I'm interested in exploring statistical models (or modifications thereof) designed to handle a specific type of problem. Due to my ignorance of statistical terminology, I can only describe this type of problem by (contrived) examples:
Suppose we're interested in estimating the likelihood that a given cell phone customer will drop his/her service (churn) over the course of the next month (October). We are given cell phone user data from the last three months (July, August, September).
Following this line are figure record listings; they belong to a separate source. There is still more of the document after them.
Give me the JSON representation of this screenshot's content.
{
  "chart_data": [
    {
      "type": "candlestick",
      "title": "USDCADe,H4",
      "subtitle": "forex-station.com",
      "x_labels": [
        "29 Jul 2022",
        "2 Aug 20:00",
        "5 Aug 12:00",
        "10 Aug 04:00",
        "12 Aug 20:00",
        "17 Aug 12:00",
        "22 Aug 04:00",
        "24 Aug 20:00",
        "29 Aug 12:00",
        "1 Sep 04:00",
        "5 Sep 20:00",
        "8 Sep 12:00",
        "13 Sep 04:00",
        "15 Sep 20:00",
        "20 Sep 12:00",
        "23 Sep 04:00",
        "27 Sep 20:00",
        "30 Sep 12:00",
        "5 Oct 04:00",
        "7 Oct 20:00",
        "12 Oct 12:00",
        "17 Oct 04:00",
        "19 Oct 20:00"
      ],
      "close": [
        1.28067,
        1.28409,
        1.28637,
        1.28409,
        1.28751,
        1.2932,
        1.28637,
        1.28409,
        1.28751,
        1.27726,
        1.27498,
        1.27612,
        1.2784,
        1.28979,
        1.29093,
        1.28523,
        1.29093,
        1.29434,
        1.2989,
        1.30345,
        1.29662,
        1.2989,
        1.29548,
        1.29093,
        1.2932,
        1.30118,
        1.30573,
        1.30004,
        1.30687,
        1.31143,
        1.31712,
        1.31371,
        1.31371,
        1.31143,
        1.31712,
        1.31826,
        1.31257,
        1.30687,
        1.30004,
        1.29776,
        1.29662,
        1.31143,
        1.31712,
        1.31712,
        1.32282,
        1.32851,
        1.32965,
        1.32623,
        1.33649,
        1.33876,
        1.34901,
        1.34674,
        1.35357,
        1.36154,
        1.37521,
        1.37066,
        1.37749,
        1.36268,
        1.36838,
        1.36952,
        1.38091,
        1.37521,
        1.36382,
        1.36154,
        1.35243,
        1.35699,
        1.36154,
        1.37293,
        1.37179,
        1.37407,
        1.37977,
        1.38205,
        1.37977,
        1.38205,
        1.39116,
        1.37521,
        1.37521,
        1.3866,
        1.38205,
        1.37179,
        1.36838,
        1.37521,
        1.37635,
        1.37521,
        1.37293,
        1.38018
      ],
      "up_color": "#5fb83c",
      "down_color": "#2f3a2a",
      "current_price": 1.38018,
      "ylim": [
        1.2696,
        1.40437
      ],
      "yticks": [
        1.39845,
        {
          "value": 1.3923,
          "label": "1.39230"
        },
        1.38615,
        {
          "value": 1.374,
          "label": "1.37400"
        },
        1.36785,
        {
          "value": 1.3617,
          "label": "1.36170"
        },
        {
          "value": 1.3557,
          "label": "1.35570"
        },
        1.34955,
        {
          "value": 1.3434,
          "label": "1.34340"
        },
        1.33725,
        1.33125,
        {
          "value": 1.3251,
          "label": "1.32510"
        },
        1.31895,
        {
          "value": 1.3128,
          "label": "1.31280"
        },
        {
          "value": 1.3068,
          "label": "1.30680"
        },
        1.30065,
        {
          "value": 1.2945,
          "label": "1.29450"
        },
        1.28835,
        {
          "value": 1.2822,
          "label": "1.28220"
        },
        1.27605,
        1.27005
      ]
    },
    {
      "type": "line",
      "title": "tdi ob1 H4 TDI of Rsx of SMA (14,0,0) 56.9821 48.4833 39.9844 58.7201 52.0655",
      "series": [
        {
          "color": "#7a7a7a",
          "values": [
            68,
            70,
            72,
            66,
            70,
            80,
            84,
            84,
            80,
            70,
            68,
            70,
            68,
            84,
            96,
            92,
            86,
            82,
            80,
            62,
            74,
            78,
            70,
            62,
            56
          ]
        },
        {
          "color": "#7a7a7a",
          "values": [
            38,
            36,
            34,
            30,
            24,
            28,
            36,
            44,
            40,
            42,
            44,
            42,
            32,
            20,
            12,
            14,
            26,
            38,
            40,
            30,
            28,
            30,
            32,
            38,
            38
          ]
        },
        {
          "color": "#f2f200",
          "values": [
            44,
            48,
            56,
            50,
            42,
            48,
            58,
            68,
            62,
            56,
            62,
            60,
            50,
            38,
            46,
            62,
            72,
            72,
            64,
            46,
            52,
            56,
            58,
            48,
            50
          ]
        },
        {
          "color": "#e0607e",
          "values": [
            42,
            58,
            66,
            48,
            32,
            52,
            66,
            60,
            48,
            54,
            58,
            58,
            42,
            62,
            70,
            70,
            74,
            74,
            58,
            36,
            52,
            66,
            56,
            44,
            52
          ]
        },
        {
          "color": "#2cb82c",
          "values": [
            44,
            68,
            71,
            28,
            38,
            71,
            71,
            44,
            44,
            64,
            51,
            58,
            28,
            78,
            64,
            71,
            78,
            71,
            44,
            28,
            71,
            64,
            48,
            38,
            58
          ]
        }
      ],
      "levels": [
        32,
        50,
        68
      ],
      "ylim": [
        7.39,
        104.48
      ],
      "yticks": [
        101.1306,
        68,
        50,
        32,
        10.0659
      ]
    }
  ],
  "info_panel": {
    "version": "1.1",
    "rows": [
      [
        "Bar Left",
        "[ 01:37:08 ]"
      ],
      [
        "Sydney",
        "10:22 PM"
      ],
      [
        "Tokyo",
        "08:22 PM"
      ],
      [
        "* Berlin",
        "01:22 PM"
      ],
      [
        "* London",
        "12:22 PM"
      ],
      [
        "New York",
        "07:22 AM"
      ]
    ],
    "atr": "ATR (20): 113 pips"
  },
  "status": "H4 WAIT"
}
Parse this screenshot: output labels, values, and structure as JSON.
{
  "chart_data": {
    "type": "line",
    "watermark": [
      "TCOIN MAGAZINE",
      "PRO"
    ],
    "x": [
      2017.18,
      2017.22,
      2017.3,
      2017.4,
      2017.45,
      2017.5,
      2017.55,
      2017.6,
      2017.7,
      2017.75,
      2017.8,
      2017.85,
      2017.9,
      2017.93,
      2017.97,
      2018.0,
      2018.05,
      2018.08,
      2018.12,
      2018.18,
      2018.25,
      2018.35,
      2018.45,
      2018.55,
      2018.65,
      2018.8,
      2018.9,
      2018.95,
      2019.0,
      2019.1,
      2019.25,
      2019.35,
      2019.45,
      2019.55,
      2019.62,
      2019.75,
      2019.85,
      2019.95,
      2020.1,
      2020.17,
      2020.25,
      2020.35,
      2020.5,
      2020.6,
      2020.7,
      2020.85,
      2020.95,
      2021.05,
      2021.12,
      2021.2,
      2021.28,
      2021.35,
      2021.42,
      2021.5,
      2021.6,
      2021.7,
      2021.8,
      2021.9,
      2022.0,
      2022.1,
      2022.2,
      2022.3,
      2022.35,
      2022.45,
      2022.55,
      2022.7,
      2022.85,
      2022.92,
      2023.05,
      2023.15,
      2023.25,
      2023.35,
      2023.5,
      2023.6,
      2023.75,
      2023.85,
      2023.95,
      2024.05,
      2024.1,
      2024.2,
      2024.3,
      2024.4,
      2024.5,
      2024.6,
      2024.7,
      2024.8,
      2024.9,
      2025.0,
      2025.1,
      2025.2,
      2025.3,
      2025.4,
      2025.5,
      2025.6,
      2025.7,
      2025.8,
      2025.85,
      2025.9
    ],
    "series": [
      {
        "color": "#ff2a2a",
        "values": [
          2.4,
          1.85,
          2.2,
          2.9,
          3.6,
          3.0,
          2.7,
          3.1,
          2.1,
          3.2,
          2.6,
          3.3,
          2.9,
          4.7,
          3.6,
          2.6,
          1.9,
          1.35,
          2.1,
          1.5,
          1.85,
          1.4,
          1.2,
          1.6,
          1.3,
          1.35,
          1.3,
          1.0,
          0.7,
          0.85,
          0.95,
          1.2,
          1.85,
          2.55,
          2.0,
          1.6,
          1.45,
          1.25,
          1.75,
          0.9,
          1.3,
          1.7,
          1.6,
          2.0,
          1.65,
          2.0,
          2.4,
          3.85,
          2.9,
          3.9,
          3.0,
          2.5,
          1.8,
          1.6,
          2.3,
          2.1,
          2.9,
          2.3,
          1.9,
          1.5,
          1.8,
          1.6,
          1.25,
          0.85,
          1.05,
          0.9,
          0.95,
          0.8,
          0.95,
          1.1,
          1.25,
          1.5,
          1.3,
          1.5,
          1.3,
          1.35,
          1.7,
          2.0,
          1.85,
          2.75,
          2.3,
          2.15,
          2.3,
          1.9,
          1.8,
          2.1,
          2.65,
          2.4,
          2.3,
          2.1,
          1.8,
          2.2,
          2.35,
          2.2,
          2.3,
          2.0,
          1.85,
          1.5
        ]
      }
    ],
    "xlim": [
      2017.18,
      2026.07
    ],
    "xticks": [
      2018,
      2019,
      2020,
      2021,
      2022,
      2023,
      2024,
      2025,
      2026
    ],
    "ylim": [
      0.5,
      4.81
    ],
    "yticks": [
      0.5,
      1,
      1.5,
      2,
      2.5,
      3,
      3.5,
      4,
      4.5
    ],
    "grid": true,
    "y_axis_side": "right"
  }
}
In estimating churn probability for October, we'll want to make use of a model that emphasizes inputs that are consistently predictive of churn each month, suppressing the importance of those whose coefficients vary heavily on a month-by-month basis. For example, "market" may be consistently predictive of churn, but an externality specific to one of the training datasets (e.g., marketing of new phone by a competitor in a specific market in August) may affect a coefficient in a way that won't necessarily apply to October. The market coefficient should be corrected/compressed/averaged when predicting October's churn likelihood.
Here's a less contrived example. In estimating the likelihood that a voter will vote in the 2012 election, we may use voter-level data from the 2000, 2004, and 2008 elections to train a logistic regression on turnout. If "party" is an input, 2000 and 2004 coefficients may differ significantly from 2008 party coefficient due to exogenous circumstances (a unique political environment). In estimating 2012 vote likelihood for a given voter, we'll want to trim/compress/average the party coefficient to "smooth out" election-year-specific differences that can't be easily quantified.
Can anyone point me in the right direction? Any guidance on how to better ask this question? What terminology should I be using? Thanks in advance for your help.